• Abigail Linhardt

Writer's Block: Still Not A Thing

This month I experienced my first ever struggle to get good words onto a page. It wasn't writer's block because there is no such thing, but it was terrible and I hated it.

I have never had Writer's Block as other people describe it. I have never not been able to write. I have Not Written before, but never not had something to say or pen. There has always been something to write for me. But this last month, something awful happened.

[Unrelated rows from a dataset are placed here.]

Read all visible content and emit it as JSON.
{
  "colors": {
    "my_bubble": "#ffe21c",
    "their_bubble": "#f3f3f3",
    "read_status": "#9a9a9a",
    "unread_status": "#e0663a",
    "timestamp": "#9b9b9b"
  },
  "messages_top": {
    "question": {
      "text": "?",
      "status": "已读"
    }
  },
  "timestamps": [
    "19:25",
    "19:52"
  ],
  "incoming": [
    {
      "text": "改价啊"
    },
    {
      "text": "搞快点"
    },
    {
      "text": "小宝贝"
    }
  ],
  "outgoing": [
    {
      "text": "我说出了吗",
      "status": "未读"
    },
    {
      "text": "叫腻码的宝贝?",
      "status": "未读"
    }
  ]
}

I have a sequel due to my publisher in September (shhh, secret!) so I decided on the word-length (ish), did the math, and found out how many words I need to write a day in order to have time to edit, get some betas, and edit again before I send it to my publisher's editor. I cranked those words out! By February, I had something like 23k words written. They were ok words. The story was not coming out, the characters were not 3 dimensional, and I could not get to the first pinch point.

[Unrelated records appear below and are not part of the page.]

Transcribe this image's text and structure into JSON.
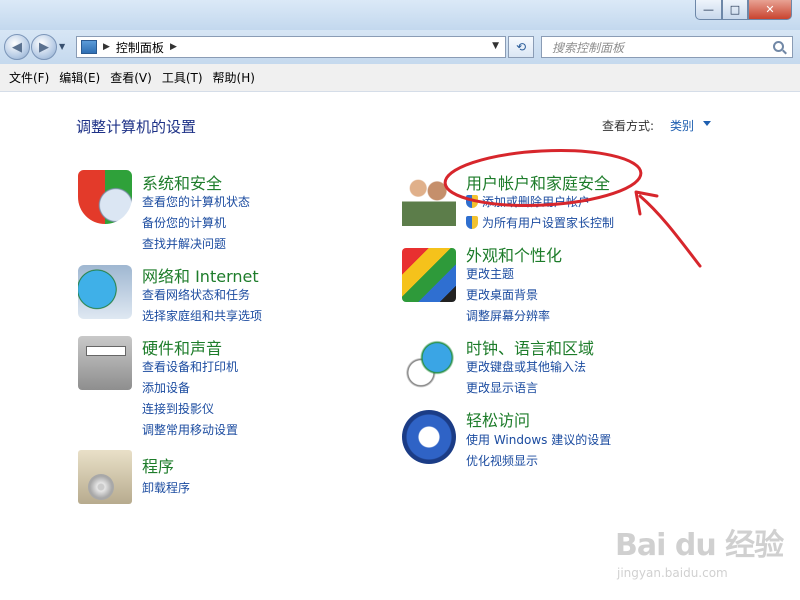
{
  "window": {
    "minimize_glyph": "—",
    "maximize_glyph": "□",
    "close_glyph": "✕"
  },
  "nav": {
    "back_glyph": "◀",
    "forward_glyph": "▶",
    "history_glyph": "▼",
    "address_sep1": "▶",
    "address_text": "控制面板",
    "address_sep2": "▶",
    "address_drop": "▼",
    "refresh_glyph": "⟲",
    "search_placeholder": "搜索控制面板"
  },
  "menu": [
    "文件(F)",
    "编辑(E)",
    "查看(V)",
    "工具(T)",
    "帮助(H)"
  ],
  "main": {
    "title": "调整计算机的设置",
    "view_by_label": "查看方式:",
    "view_by_value": "类别"
  },
  "categories": {
    "security": {
      "icon": "shield-icon",
      "title": "系统和安全",
      "links": [
        "查看您的计算机状态",
        "备份您的计算机",
        "查找并解决问题"
      ]
    },
    "network": {
      "icon": "network-globe-icon",
      "title": "网络和 Internet",
      "links": [
        "查看网络状态和任务",
        "选择家庭组和共享选项"
      ]
    },
    "hardware": {
      "icon": "printer-icon",
      "title": "硬件和声音",
      "links": [
        "查看设备和打印机",
        "添加设备",
        "连接到投影仪",
        "调整常用移动设置"
      ]
    },
    "programs": {
      "icon": "programs-disc-icon",
      "title": "程序",
      "links": [
        "卸载程序"
      ]
    },
    "users": {
      "icon": "users-icon",
      "title": "用户帐户和家庭安全",
      "links": [
        "添加或删除用户帐户",
        "为所有用户设置家长控制"
      ]
    },
    "appearance": {
      "icon": "display-palette-icon",
      "title": "外观和个性化",
      "links": [
        "更改主题",
        "更改桌面背景",
        "调整屏幕分辨率"
      ]
    },
    "clock": {
      "icon": "clock-globe-icon",
      "title": "时钟、语言和区域",
      "links": [
        "更改键盘或其他输入法",
        "更改显示语言"
      ]
    },
    "ease": {
      "icon": "ease-of-access-icon",
      "title": "轻松访问",
      "links": [
        "使用 Windows 建议的设置",
        "优化视频显示"
      ]
    }
  },
  "watermark": {
    "logo": "Bai du 经验",
    "url": "jingyan.baidu.com"
  },
  "colors": {
    "category_title": "#1d7c2a",
    "link": "#1c4ca0",
    "annotation": "#d7262c"
  }
}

By the second day in February, I was in tears. Livid. Drinking, as writer's due, praying to the muses to have something better. So many words and only about half are going to make it to the final project. This can be disheartening: spending so much time writing SO MANY words you KNOW you are going to cut or edit super heavily.

But that's the side of writing no one talks about much. Everyone sees writers as these bearded, robed people who sit down at a typewriter and write like that guy from Stephen King's short story "Secret Window, Secret Garden." Some WritersTM flex and say they can write a novel in four months.

Side quest: Don't be that author that "plans" (not really planning) and wastes time on social media and says they are writing either. It's ok if your novel takes a year. But don't fart around and then say it is happening when it' not. PLAN YOUR TIME AND GET IT DONE.

Ok, any way.

I am still writing this novel and it's getting better. What was the issue? I only had the ending.

Yup, having your ending is crucial to know what needs to happen, but a story cannot live on ending alone. You need the Ending for the Begining, The Middle Ending, and the Almost Ending. I always start with an opening scene and then figure out the ending because I KNOW if I don't know what the resolution is, then there is no journey. But this time around, somehow, I forgot the journey. And then, when I thought about it and how "I know what happens at the end!" it didn't seem interesting to me anymore. I knew what was going to happen.

I don't have an answer, because this has never happened to me before. But I wanted to share it. I had to take a week off and do creative meetings with myself. I video chatted with myself for HOURS to get an idea. I listened to music on youtube and looked at the pictures accompanying them. I gave up and wrote on something else. Finally, the little spark came back and last week was a very profitable writing week. It is starting to fizzle again, but there are other things I am doing to remind myself that I can write this. One thing that is weighing down my writing is the "reality" aspect (Philip Athens says there is a difference between probability and reality). I write fantasy. I forget that some things really can just be Magic. I don't have to have a scientific explanation for why something is that way. And portal fantasy has a few rules I can break too. How did I forget what genre I was writing in? No idea...but remembering what I can do has helped. Anything can happen.